Effect of treatment on heart weight, fibrosis and inflammatory infiltration. A. Heart weight normalized to tibia length (N=13–34 per group). B. Fibrosis area (as a percent of the left ventricular area) (N=12–24 per group). C. Inflammatory score (N=6 per group). D. Representative examples of histological images from animals from each group stained with Masson’s trichrome showing perivascular fibrosis. E. Representative examples of histological images from animals from each group stained with Masson’s trichrome showing interstitial fibrosis. F. Representative examples of histological images from animals from each group stained with hematoxylin and eosin. LS = low salt. HS = high salt. Anti-HTN = antihypertensive (Olmesartan). MLA = methyllycaconitine.

Figure 6.

Flow cytometry from left ventricular (LV) tissue isolated at endpoint. A. Effect of treatment on macrophages, granulocytes and CD4 T cells (N=8–12 per group). B. Representative examples of flow cytometry analysis of macrophage subsets in the hearts of animals from each group. LS = low salt. HS = high salt. Anti-HTN = antihypertensive (Olmesartan). MLA = methyllycaconitine.

Figure 7.

Effect of treatment on survival. Kaplan-Meier curve of survival according to treatment group. For this analysis, time 0 was considered when the mice were 13 weeks old.
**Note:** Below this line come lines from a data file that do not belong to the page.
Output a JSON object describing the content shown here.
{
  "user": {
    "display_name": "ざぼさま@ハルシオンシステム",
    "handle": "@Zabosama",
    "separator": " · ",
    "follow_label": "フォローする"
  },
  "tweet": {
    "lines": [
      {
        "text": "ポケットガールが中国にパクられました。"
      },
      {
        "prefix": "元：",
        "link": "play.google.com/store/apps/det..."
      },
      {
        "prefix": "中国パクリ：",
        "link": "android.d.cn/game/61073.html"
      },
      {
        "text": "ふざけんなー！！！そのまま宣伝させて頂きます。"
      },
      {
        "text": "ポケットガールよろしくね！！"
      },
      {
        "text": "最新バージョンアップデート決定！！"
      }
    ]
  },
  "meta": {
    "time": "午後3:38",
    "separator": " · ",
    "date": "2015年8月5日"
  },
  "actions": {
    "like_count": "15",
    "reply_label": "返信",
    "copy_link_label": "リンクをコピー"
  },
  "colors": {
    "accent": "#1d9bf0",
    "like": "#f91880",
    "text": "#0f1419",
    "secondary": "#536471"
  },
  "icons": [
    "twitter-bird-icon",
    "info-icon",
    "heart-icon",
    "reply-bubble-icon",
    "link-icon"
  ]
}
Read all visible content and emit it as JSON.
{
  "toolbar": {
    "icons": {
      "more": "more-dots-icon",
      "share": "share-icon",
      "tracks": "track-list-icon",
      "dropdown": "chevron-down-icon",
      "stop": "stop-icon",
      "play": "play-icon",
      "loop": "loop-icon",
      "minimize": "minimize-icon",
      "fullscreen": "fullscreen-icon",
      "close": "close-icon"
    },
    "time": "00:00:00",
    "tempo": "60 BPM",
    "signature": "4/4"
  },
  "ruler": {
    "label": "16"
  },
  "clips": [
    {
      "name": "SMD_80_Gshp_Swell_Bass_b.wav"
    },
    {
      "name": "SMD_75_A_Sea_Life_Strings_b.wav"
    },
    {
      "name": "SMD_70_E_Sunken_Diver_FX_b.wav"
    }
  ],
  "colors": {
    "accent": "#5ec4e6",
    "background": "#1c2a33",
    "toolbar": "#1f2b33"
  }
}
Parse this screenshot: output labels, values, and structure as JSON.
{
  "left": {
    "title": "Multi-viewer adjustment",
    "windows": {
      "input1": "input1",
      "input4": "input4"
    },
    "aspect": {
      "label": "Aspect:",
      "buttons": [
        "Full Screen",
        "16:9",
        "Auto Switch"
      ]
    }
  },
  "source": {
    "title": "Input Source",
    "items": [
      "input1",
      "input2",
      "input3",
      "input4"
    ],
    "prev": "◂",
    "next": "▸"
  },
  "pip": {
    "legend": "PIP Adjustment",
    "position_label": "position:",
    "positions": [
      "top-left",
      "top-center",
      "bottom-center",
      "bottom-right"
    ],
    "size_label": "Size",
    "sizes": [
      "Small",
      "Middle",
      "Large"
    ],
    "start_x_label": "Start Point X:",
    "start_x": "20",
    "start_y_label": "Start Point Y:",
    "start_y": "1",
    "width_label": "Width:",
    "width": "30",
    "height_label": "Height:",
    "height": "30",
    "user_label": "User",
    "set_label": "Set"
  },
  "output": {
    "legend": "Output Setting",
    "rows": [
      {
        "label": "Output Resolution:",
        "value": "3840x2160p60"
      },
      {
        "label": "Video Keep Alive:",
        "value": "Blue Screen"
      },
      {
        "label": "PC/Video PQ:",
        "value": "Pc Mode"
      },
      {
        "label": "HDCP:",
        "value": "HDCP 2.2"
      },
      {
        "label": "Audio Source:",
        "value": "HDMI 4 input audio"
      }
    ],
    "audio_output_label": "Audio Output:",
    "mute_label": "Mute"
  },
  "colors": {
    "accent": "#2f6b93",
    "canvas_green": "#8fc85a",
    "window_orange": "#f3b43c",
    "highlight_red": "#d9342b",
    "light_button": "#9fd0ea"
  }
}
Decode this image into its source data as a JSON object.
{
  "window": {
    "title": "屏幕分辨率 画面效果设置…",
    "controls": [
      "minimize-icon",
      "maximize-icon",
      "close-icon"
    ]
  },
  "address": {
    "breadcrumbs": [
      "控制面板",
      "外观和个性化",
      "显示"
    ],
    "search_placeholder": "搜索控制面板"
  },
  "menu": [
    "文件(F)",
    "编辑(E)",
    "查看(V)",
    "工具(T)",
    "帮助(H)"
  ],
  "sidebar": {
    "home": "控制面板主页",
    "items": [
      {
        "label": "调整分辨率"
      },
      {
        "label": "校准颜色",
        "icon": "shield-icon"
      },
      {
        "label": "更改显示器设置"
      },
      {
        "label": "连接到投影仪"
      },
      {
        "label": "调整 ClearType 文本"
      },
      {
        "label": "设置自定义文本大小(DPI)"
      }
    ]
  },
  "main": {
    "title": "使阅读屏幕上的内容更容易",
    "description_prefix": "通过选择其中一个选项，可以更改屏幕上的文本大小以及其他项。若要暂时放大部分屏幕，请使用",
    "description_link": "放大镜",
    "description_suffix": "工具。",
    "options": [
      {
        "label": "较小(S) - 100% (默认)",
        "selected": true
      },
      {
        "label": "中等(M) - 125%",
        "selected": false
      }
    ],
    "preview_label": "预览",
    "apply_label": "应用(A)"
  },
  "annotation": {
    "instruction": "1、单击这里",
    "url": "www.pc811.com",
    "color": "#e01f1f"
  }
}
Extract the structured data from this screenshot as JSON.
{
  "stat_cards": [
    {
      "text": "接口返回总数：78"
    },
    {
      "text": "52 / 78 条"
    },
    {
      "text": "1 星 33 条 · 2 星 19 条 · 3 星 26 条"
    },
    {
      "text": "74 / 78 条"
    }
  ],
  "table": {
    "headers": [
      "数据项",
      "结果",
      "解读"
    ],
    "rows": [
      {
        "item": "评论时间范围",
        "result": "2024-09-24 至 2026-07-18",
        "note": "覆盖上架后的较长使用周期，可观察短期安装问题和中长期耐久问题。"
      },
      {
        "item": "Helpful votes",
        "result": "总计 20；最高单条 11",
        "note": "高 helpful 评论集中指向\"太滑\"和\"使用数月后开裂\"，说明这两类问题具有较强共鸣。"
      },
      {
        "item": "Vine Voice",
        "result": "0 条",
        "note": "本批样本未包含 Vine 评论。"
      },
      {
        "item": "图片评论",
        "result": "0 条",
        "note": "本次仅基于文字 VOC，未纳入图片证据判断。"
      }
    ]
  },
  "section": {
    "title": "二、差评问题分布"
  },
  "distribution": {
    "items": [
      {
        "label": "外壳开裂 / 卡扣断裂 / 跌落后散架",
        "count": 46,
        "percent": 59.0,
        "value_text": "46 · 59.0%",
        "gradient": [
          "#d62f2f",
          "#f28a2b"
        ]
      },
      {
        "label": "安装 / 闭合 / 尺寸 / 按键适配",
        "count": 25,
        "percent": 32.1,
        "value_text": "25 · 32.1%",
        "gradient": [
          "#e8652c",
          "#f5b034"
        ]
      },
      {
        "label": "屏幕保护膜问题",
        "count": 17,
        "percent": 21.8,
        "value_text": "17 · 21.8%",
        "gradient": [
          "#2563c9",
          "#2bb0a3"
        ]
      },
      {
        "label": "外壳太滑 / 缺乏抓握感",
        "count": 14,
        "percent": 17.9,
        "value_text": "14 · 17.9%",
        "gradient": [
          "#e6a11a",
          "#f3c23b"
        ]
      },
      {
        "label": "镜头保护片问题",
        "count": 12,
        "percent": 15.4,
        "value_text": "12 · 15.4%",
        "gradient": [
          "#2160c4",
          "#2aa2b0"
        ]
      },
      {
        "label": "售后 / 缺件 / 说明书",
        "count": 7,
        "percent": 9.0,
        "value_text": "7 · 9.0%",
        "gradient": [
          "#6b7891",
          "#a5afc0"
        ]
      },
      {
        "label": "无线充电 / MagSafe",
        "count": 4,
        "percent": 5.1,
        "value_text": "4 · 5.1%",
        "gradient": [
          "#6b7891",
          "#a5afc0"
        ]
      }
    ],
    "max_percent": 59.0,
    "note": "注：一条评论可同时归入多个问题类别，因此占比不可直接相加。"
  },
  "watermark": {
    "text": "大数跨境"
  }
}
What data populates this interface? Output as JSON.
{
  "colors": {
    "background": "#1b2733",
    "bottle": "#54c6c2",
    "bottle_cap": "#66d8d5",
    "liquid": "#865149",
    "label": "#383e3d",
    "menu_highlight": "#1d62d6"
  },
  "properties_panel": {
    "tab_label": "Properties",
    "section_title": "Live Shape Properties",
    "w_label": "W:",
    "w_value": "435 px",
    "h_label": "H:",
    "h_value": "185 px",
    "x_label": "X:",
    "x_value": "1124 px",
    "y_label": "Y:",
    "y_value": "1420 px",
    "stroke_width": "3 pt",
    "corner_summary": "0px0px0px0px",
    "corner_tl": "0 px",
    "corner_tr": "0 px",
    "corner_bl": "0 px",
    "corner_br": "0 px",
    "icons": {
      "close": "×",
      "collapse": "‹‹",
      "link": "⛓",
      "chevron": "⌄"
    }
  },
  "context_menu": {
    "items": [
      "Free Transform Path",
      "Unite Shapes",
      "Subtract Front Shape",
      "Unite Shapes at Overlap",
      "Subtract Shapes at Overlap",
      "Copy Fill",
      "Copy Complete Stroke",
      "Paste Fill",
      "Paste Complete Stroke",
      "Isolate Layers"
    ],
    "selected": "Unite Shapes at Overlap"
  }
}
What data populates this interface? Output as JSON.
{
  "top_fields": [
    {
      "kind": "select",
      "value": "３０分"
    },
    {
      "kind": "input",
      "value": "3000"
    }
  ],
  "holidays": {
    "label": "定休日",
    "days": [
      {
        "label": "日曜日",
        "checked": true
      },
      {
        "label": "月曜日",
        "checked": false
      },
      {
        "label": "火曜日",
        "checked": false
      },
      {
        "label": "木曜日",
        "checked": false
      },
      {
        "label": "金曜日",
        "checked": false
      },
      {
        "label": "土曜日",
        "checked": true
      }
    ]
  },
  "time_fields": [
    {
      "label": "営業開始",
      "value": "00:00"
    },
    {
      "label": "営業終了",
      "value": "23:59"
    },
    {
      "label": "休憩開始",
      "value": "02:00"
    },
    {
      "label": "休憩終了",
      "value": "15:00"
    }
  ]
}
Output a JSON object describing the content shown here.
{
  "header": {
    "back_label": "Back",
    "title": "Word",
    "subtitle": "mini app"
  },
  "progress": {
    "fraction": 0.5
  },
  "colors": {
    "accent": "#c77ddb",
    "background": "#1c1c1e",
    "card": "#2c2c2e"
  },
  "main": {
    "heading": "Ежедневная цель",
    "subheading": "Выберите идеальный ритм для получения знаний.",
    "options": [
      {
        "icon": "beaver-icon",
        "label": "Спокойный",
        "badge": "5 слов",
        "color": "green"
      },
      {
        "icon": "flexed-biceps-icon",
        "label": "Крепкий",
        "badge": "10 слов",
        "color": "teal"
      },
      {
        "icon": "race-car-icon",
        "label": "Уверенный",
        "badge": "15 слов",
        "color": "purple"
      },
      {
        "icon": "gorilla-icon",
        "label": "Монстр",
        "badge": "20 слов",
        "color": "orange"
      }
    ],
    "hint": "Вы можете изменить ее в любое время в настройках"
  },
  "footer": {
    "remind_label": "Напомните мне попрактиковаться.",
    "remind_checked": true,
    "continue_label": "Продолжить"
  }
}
Survival was significantly better in the HS active group compared to all other HS groups. LS = low salt. HS = high salt. Anti-HTN = antihypertensive (Olmesartan). MLA = methyllycaconitine.

Figure 8.

Effect of treatment of left ventricular transcriptional profile. A. Venn diagram showing the number of transcripts that were differentially expressed in high salt sham vs. low salt hearts and were reversed by treatment with low level transcutaneous vagus nerve stimulation (LLTS). In the lower panel, Venn diagram of the number of transcripts that were differentially expressed in high salt sham vs. high salt active hearts and were reversed by treatment with methyllycaconitine (MLA). B. Heat map showing differentially expressed genes in each treatment group. C. Principal component analysis of changes in gene expression in hearts from different treatment groups. D. KEGG pathway analysis of the genes (n=656) that were normalized in the LLTS-treated hearts compared to sham-treated hearts. N=5–6 per group.